Guest

What can the patient afford?

I've previously written about the first two parts of the exam treatment planning process.

Part 1: What the patient wants (the goal).
Part 2: What the patient has (the exam).

In part one and two we learned where the patient is starting from, and where they want to go. This article focuses on the  plan of how we get from one to the other.

It is only at this stage that we begin to think about procedures. Don't exclude the procedures just because we cannot personally do them, or because they are a bit scary.

If we have questioned the patient enough, we will know that there would only be a few ways to achieve the outcome. The difficulty lays in the chasm between what is required to achieve an outcome, and what suits the patient.

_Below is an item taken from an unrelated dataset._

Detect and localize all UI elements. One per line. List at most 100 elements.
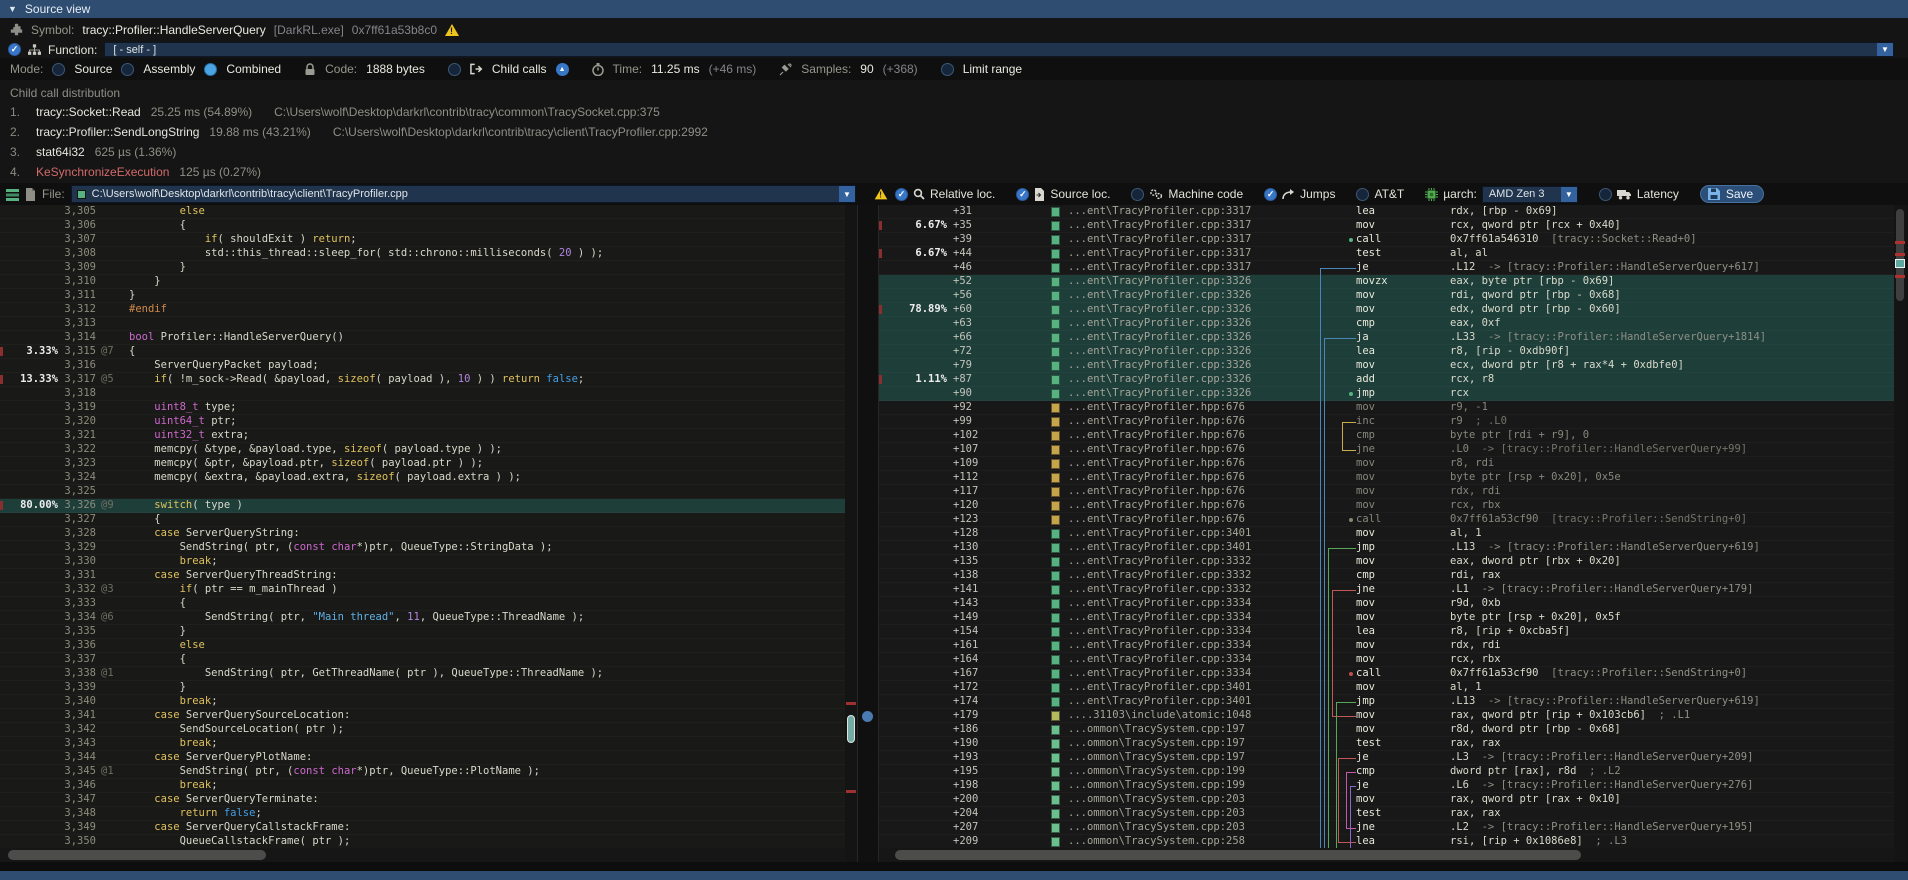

The most common reasons the patient may not wish to undergo procedures necessary to achieve a goal is:

  1. Time.
  2. Pain.
  3. Cost.
  4. Risk.

Cost is by far the biggest handbrake on treatment

One thing that is learnt with hard experience is to not try to reduce cost by reducing the necessary steps to achieve a goal. If a goal cannot be achieved in the patient's budget, then it is better to help the patient adjust to a lesser outcome before you start.

The patient will often expect the same outcome even if you compromise the treatment, which results in a far higher risk of dissatisfaction. Or as the famous saying goes:

Modify the mouth, or modify the mind

If Cost is a pain point, modify the treatment to suit the patient's budget. 

  • Staging. Do urgent work first and then more elective work later. Or build the occlusion in composite, and then move to ceramic later. Do the right implants this year and the left next year. Or complete three composites a month until they are all done.
  • Change the plan to get the same outcome with different approaches. This is most common in aesthetic cases. We can achieve aesthetics multiple ways. For instance, we may use a partial denture instead of a bone graft and implants. However the trade off might be comfort, which isn't as high a priority for some.
  • Use composite veneers instead of ceramic.
  • Change the plan to get a different outcome. Patient may want fixed teeth, but instead we do a denture because of cost.
  • Finance. This isn't used in all countries, but in some, a form of patient finance will help patients to get things done.

The desiderata of Treatment Planning

  1. It is important that you don't fall in love with a treatment and want to do it more than the patient does. This can cause multiple problems down the track, particularly if things go wrong.
  2. Be very frank about risks and things that could go wrong. Sometimes when I teach, younger dentists ask me, "what if the patient decides to not go ahead with it once they hear all the risks?" That's the whole point isn't it? If the patient does not want to do treatment once they hear the risks, that's why we do informed consent.
  3. The ability to quickly juggle through multiple procedures to find a combination that suits the patient requires a knowledge of many procedures. So even if you don't want to do some of the specialty procedures, its still worth knowing about them so that you know what your specialists can do if you need to refer cases out.
  4. Don't be afraid to say no. Often it is tempting to want to take on every patient. However, over time you will learn it is better to sit around doing nothing, than to have a patient that talked you into a compromised plan, complaining incessantly that it's not as good as the uncompromised plan.
  5. This particular part of treatment planning - working out how you get a patient from what they have, to what they want - is by far the most difficult part of dentistry. Mentally it is far harder than any procedure. Like a procedure it takes practice and you continually improve throughout your life.
  6. Don't be upset if you stumble from time to time. Keep trying!